Tourism and landmarks
Tourism in North Korea is a tightly managed and unusual experience. Foreign visitors may enter only through officially sanctioned tour operators and must be accompanied at all times by state-approved guides, with independent travel effectively impossible. Despite these constraints, the country draws a steady stream of visitors curious to glimpse one of the world’s most closed societies. Pyongyang itself offers wide, largely traffic-free avenues and monumental architecture, including the Juche Tower, the Arch of Triumph, and the Grand People’s Study House.
Mount Paektu, revered as the mythical birthplace of the Korean nation, is the country’s most striking natural destination.
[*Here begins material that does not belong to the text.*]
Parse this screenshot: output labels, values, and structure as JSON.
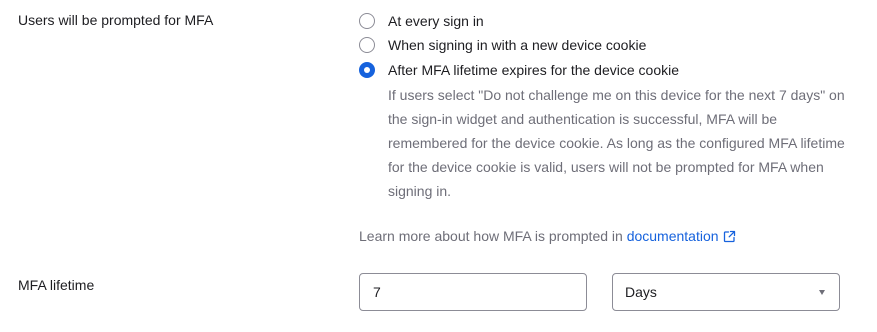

Its crater holds the crystalline Heaven Lake, ringed by snow-capped peaks, and the mountain functions as both a spiritual pilgrimage site and a place of deep political symbolism tied to the founding Kim mythology. The city of Kaesong, near the southern border, preserves a historic old town from the Goryeo dynasty, recognized as a UNESCO World Heritage Site. The Kumgang Mountains, prized for their granite peaks and waterfalls, briefly hosted joint tourism with South Korea before that program was suspended.
The Kumsusan Palace of the Sun, where the embalmed bodies of Kim Il-sung and Kim Jong-il lie in state, is the country’s most solemn site and a mandatory stop for organized tours. The Joint Security Area at Panmunjom offers the North Korean vantage point on the DMZ. The Myohyang-san complex, with its museum of gifts presented to the country’s leaders, and the Chongsan-ri cooperative farm provide the officially curated view of North Korean society. The Pyongyang Metro, with ornately decorated stations featuring mosaics and chandeliers, is reputed to be among the deepest subway systems in the world.
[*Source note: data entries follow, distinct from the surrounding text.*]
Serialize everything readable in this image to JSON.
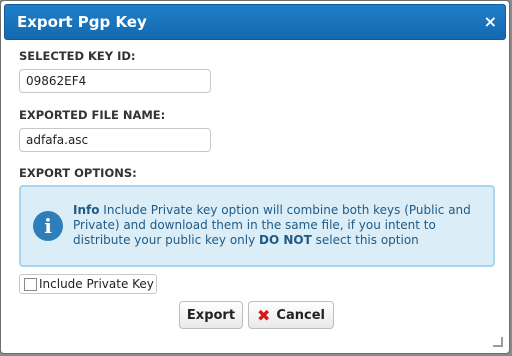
{
  "dialog": {
    "title": "Export Pgp Key",
    "close_label": "×"
  },
  "fields": {
    "selected_key_label": "SELECTED KEY ID:",
    "selected_key_value": "09862EF4",
    "exported_file_label": "EXPORTED FILE NAME:",
    "exported_file_value": "adfafa.asc",
    "export_options_label": "EXPORT OPTIONS:"
  },
  "info_box": {
    "icon": "info-icon",
    "heading": "Info",
    "text1": " Include Private key option will combine both keys (Public and Private) and download them in the same file, if you intent to distribute your public key only ",
    "emphasis": "DO NOT",
    "text2": " select this option"
  },
  "options": {
    "include_private_key_label": "Include Private Key",
    "include_private_key_checked": false
  },
  "buttons": {
    "export_label": "Export",
    "cancel_label": "Cancel",
    "cancel_icon": "x-icon"
  },
  "colors": {
    "title_bar": "#1a73bd",
    "info_background": "#dbeef8",
    "info_border": "#a8d6ee",
    "cancel_icon": "#d11a1a"
  }
}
Fun facts about North Korea
- North Korea uses its own calendar, the Juche calendar, which begins counting from 1912, the birth year of Kim Il-sung.
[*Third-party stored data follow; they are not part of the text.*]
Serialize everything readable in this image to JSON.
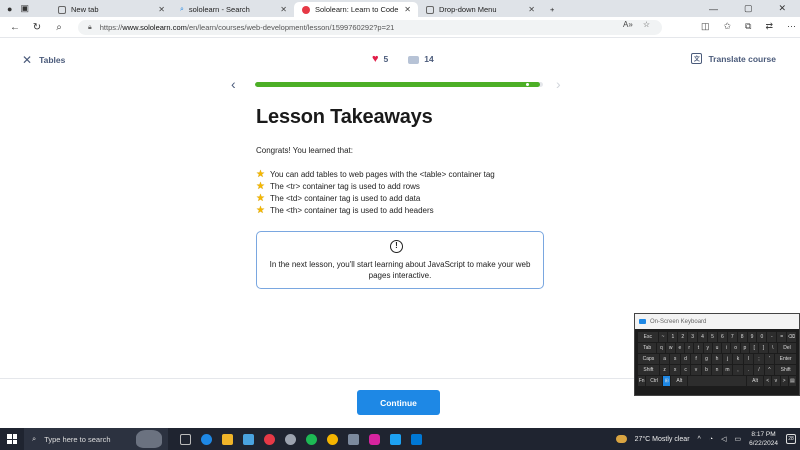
{
  "browser": {
    "tabs": [
      {
        "label": "New tab",
        "active": false
      },
      {
        "label": "sololearn - Search",
        "active": false
      },
      {
        "label": "Sololearn: Learn to Code",
        "active": true
      },
      {
        "label": "Drop-down Menu",
        "active": false
      }
    ],
    "url_prefix": "https://",
    "url_host": "www.sololearn.com",
    "url_path": "/en/learn/courses/web-development/lesson/1599760292?p=21"
  },
  "header": {
    "back_label": "Tables",
    "likes": "5",
    "comments": "14",
    "translate_label": "Translate course"
  },
  "progress": {
    "fraction": 0.99
  },
  "lesson": {
    "title": "Lesson Takeaways",
    "intro": "Congrats! You learned that:",
    "takeaways": [
      "You can add tables to web pages with the <table> container tag",
      "The <tr> container tag is used to add rows",
      "The <td> container tag is used to add data",
      "The <th> container tag is used to add headers"
    ],
    "next_message": "In the next lesson, you'll start learning about JavaScript to make your web pages interactive."
  },
  "continue_label": "Continue",
  "osk": {
    "title": "On-Screen Keyboard",
    "rows": [
      [
        "Esc",
        "~",
        "1",
        "2",
        "3",
        "4",
        "5",
        "6",
        "7",
        "8",
        "9",
        "0",
        "-",
        "=",
        "⌫"
      ],
      [
        "Tab",
        "q",
        "w",
        "e",
        "r",
        "t",
        "y",
        "u",
        "i",
        "o",
        "p",
        "[",
        "]",
        "\\",
        "Del"
      ],
      [
        "Caps",
        "a",
        "s",
        "d",
        "f",
        "g",
        "h",
        "j",
        "k",
        "l",
        ";",
        "'",
        "Enter"
      ],
      [
        "Shift",
        "z",
        "x",
        "c",
        "v",
        "b",
        "n",
        "m",
        ",",
        ".",
        "/",
        "^",
        "Shift"
      ],
      [
        "Fn",
        "Ctrl",
        "⊞",
        "Alt",
        "",
        "Alt",
        "<",
        "v",
        ">",
        "▤"
      ]
    ]
  },
  "taskbar": {
    "search_placeholder": "Type here to search",
    "weather": "27°C  Mostly clear",
    "time": "8:17 PM",
    "date": "6/22/2024",
    "notifications": "28"
  }
}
- Pyongyang’s Arch of Triumph stands roughly 60 meters tall, about ten meters taller than the Arc de Triomphe in Paris, and was built in 1982.
- Mount Paektu is considered sacred by Koreans on both sides of the border and is referenced in the national anthems of both North and South Korea.
- The country operates a single state television channel, broadcasting a limited number of hours each day to sets that can only receive government-approved stations.
- Rungrado 1st of May Stadium in Pyongyang, with a capacity of around 114,000, was for years the largest stadium in the world.
- No official Human Development Index figure is published for North Korea, as the government does not release the data the United Nations requires to calculate it.
Bordering countries of North Korea
Frequently asked questions about North Korea
What is the capital of North Korea?
The capital of North Korea is Pyongyang.
What is the population of North Korea?
North Korea has a population of approximately 26,571,036 people (26.6 million).
What language is spoken in North Korea?
The official language of North Korea is Korean.
What currency is used in North Korea?
The currency of North Korea is the North Korean Won (KPW).
How big is North Korea?
North Korea covers an area of 120,540 km².
What type of government does North Korea have?
North Korea is a one-party socialist republic.
Which countries border North Korea?
North Korea shares land borders with South Korea, China, Russia.
What is the highest point in North Korea?
The highest point in North Korea is Mount Paektu (2,744 m).